Actual article beneath the headline: "confirmed that the Sun sits inside a giant bubble of hot gas, and within it, there might be strange “interstellar tunnels” connecting us to other star systems."
Article does not link to original paper, because we wouldn't want that, would we. Google leads to several more pop sci articles ... zero of which link the original paper
Actual paper: "we found evidence of hot gas filling nearby channels that lack neutral material ... we report on [a whopping two possible such channels] ... On the other hand, there is the presence of channels of low NH that do not seem to be filled with soft X-ray-emitting plasma"
Siiiiiiiiiiiiiiiigh
To the credit of the group chat, though, this led to a new and vastly epistemically improved Perplexity search:
Can you identify the research papers behind this story, enumerate the major claims made in the story, and flag each as supported or not supported by the real papers?
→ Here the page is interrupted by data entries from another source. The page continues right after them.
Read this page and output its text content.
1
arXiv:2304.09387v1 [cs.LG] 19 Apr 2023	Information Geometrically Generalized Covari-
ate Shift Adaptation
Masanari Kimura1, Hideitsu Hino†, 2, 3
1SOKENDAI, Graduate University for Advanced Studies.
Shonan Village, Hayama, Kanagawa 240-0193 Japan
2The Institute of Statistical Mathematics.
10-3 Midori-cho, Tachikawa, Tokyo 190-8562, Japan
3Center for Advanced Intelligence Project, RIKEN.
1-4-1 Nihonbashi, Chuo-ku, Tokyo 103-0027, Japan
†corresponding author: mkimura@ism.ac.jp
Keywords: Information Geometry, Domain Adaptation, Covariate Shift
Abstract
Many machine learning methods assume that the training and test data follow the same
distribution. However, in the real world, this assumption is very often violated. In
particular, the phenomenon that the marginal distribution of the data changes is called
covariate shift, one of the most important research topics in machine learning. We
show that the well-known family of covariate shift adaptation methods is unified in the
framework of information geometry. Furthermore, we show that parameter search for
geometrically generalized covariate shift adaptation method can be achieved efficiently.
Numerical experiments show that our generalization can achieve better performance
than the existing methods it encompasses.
If the answer is ambiguous state so and why.
I won’t link the results because they’re connected to the searcher. But they’re excellent:
Now that’s what I call quality modern journalism!
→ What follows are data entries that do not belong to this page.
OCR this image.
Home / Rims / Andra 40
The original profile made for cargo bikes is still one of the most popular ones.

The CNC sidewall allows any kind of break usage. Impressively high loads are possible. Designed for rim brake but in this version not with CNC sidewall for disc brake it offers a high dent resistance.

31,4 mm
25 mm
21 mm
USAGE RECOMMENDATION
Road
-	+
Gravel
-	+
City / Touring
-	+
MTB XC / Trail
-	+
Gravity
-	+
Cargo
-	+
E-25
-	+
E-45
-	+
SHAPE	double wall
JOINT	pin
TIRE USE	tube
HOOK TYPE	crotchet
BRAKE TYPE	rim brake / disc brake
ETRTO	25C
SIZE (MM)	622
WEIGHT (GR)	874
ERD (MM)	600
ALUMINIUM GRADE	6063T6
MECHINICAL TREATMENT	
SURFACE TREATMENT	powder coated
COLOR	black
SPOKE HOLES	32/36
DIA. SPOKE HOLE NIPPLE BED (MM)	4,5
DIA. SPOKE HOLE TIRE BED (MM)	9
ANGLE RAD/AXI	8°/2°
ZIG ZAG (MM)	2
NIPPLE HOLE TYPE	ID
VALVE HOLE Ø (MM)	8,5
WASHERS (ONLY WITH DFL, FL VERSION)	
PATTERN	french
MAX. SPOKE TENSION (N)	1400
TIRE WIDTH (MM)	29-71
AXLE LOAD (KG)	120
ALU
Third, On Epistemics In General
In general we need better epistemic lenses through which we view the world, and LLMs can help construct such lenses. (See also my epic 5,000-word rant from last year on What’s Wrong With Journalism.)
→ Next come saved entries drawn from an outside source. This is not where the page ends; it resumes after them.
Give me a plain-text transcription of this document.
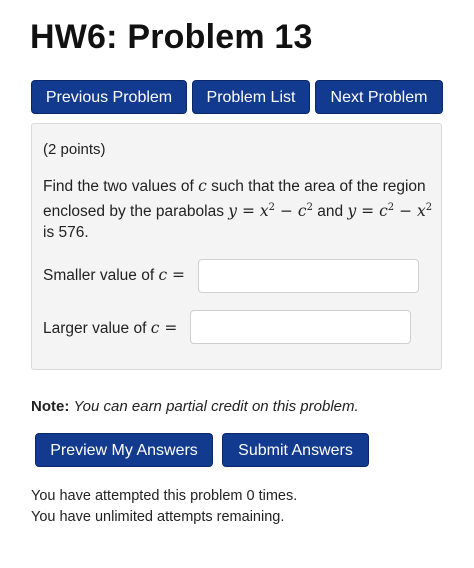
HW6: Problem 13
Previous Problem	Problem List	Next Problem
(2 points)
Find the two values of c such that the area of the region enclosed by the parabolas $y = x^2 - c^2$ and $y = c^2 - x^2$ is 576.
Smaller value of c =
Larger value of c =
Note: You can earn partial credit on this problem.
Preview My Answers	Submit Answers
You have attempted this problem 0 times.
You have unlimited attempts remaining.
That was a common throughline of my professional life from 2023-25, when I worked at Metaculus, where AFAIK I was the first person to propose that LLMs could be good at forecasting2 and the first to propose an AI Forecasting benchmark; my short-lived startup Dispatch AI; and FutureSearch, which is all about AI epistemics. It’s still a factor in my professional life, in that I’m now at Meta Superintelligence, an organization which attracts a lot of journalistic attention, and … well, let’s just say the Gell-Mann amnesia effect has been on my mind on a near-daily basis.
LLM-optimized epistemics aren’t necessarily about more or better intelligence, bur more or better attention … and much much much less confirmation bias. Of course it is not good that an LLM posing as “Margaux Blanchard” successfully wrote articles for Wired and Business Insider. But it does highlight that a less deceptive, more thoughtful approach to LLM-powered journalism would be no worse than much of the purely artisanal (and thus prone to entire genres of its own deep flaws!) work out there today. Maybe, by which I mean almost certainly, journalism is yet another field that would benefit enormously from the combination of human and artificial intelligences.

“But don’t major news organizations like the New York Times often fail to link to primary sources?” Why, yes. Yes, that is correct.
In fairness this was largely because I got a sneak peak at GPT-4 months before it shipped.